This works, but is pretty horrible: we’ve introduced a whole load of boilerplate into our interpreter, for no reason other than appeasing the type checker. This boilerplate also has to be kept up to date when changes are made to the Command effect (e.g. changing the constructors or their arguments). Another reason I count such boilerplate as a failure is that it isn’t constant: every time we want to solve this problem, we have to do it all again (it’s also worth noting that my actual GADT currently has nine constructors, rather than three!).

A Solution: Casting

The solution I came up with still involves pattern-matching boilerplate, but we abstract it out into a reusable function (as any good programmer should!). We can think of our function as providing the evidence that the a parameter is equal to Bool, and it takes the form of a cast:

castCommand :: Command m a -> Bool -> a
castCommand c b = case c of
  Foo     -> b
  Bar _   -> b
  Baz _ _ -> b

This type-checks, for the same reason we could use run in each case branch of command: the pattern-matching gives us the context to show that a is Bool in every case.

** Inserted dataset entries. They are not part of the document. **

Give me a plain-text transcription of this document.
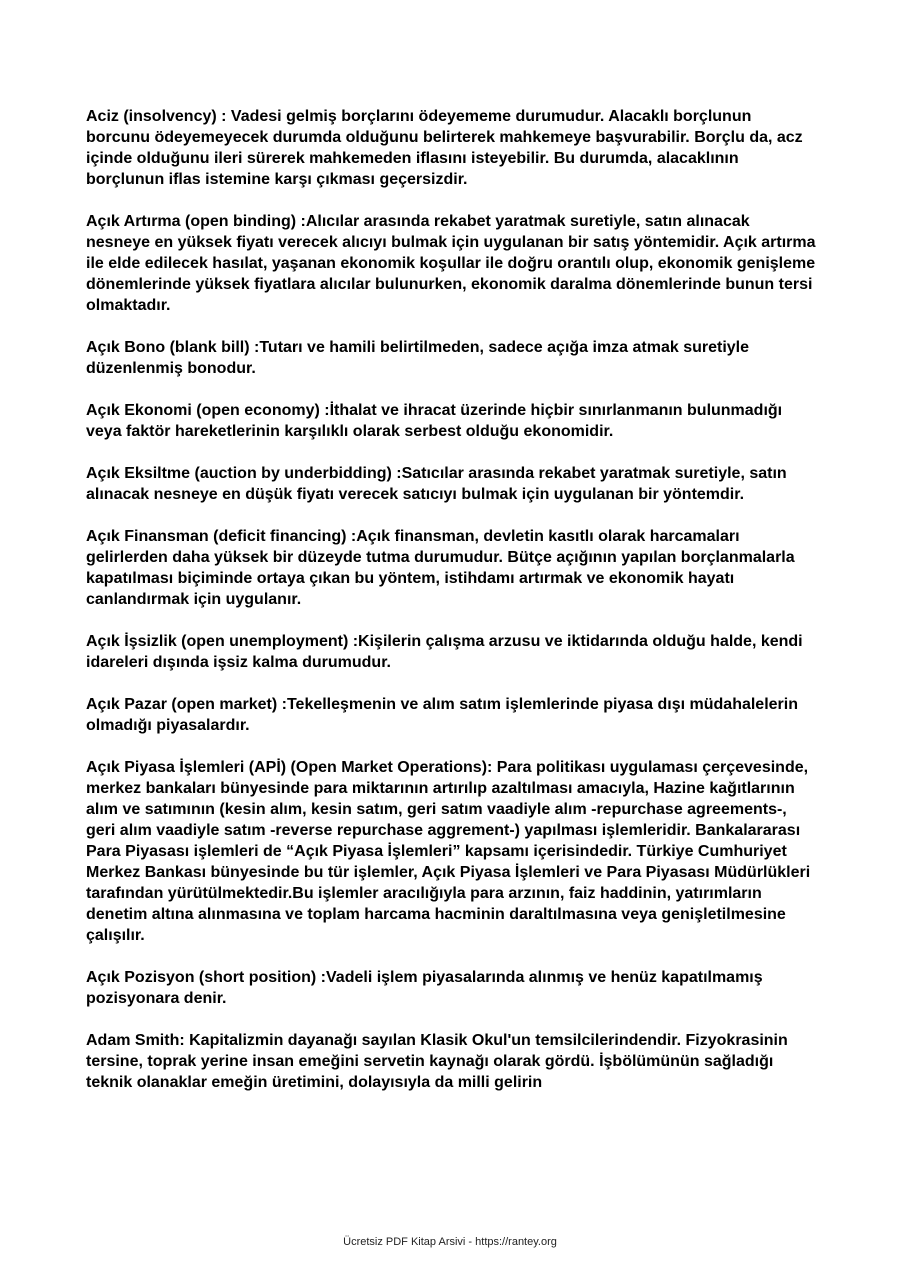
Aciz (insolvency) : Vadesi gelmiş borçlarını ödeyememe durumudur. Alacaklı borçlunun borcunu ödeyemeyecek durumda olduğunu belirterek mahkemeye başvurabilir. Borçlu da, acz içinde olduğunu ileri sürerek mahkemeden iflasını isteyebilir. Bu durumda, alacaklının borçlunun iflas istemine karşı çıkması geçersizdir.

Açık Artırma (open binding) :Alıcılar arasında rekabet yaratmak suretiyle, satın alınacak nesneye en yüksek fiyatı verecek alıcıyı bulmak için uygulanan bir satış yöntemidir. Açık artırma ile elde edilecek hasılat, yaşanan ekonomik koşullar ile doğru orantılı olup, ekonomik genişleme dönemlerinde yüksek fiyatlara alıcılar bulunurken, ekonomik daralma dönemlerinde bunun tersi olmaktadır.

Açık Bono (blank bill) :Tutarı ve hamili belirtilmeden, sadece açığa imza atmak suretiyle düzenlenmiş bonodur.

Açık Ekonomi (open economy) :İthalat ve ihracat üzerinde hiçbir sınırlanmanın bulunmadığı veya faktör hareketlerinin karşılıklı olarak serbest olduğu ekonomidir.

Açık Eksiltme (auction by underbidding) :Satıcılar arasında rekabet yaratmak suretiyle, satın alınacak nesneye en düşük fiyatı verecek satıcıyı bulmak için uygulanan bir yöntemdir.

Açık Finansman (deficit financing) :Açık finansman, devletin kasıtlı olarak harcamaları gelirlerden daha yüksek bir düzeyde tutma durumudur. Bütçe açığının yapılan borçlanmalarla kapatılması biçiminde ortaya çıkan bu yöntem, istihdamı artırmak ve ekonomik hayatı canlandırmak için uygulanır.

Açık İşsizlik (open unemployment) :Kişilerin çalışma arzusu ve iktidarında olduğu halde, kendi idareleri dışında işsiz kalma durumudur.

Açık Pazar (open market) :Tekelleşmenin ve alım satım işlemlerinde piyasa dışı müdahalelerin olmadığı piyasalardır.

Açık Piyasa İşlemleri (APİ) (Open Market Operations): Para politikası uygulaması çerçevesinde, merkez bankaları bünyesinde para miktarının artırılıp azaltılması amacıyla, Hazine kağıtlarının alım ve satımının (kesin alım, kesin satım, geri satım vaadiyle alım -repurchase agreements-, geri alım vaadiyle satım -reverse repurchase aggrement-) yapılması işlemleridir. Bankalararası Para Piyasası işlemleri de “Açık Piyasa İşlemleri” kapsamı içerisindedir. Türkiye Cumhuriyet Merkez Bankası bünyesinde bu tür işlemler, Açık Piyasa İşlemleri ve Para Piyasası Müdürlükleri tarafından yürütülmektedir.Bu işlemler aracılığıyla para arzının, faiz haddinin, yatırımların denetim altına alınmasına ve toplam harcama hacminin daraltılmasına veya genişletilmesine çalışılır.

Açık Pozisyon (short position) :Vadeli işlem piyasalarında alınmış ve henüz kapatılmamış pozisyonara denir.

Adam Smith: Kapitalizmin dayanağı sayılan Klasik Okul'un temsilcilerindendir. Fizyokrasinin tersine, toprak yerine insan emeğini servetin kaynağı olarak gördü. İşbölümünün sağladığı teknik olanaklar emeğin üretimini, dolayısıyla da milli gelirin

Ücretsiz PDF Kitap Arsivi - https://rantey.org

We can call this function whenever we need a value of type a but only have a Bool:

commandToIO :: Member (Embed IO) r => Sem (Command ': r) a -> Sem r a
commandToIO = interpret (embed . command)
  where command :: Command m a -> IO a
        command c = castCommand c <$> run (commandArgs c)

        run :: [String] -> IO Bool
        run args = do
          let cmd = proc "myCommand" args
          (code, _, _) <- readCreateProcessWithExitCode cmd ""
          pure $ case code of
            ExitFailure _ -> False
            ExitSuccess   -> True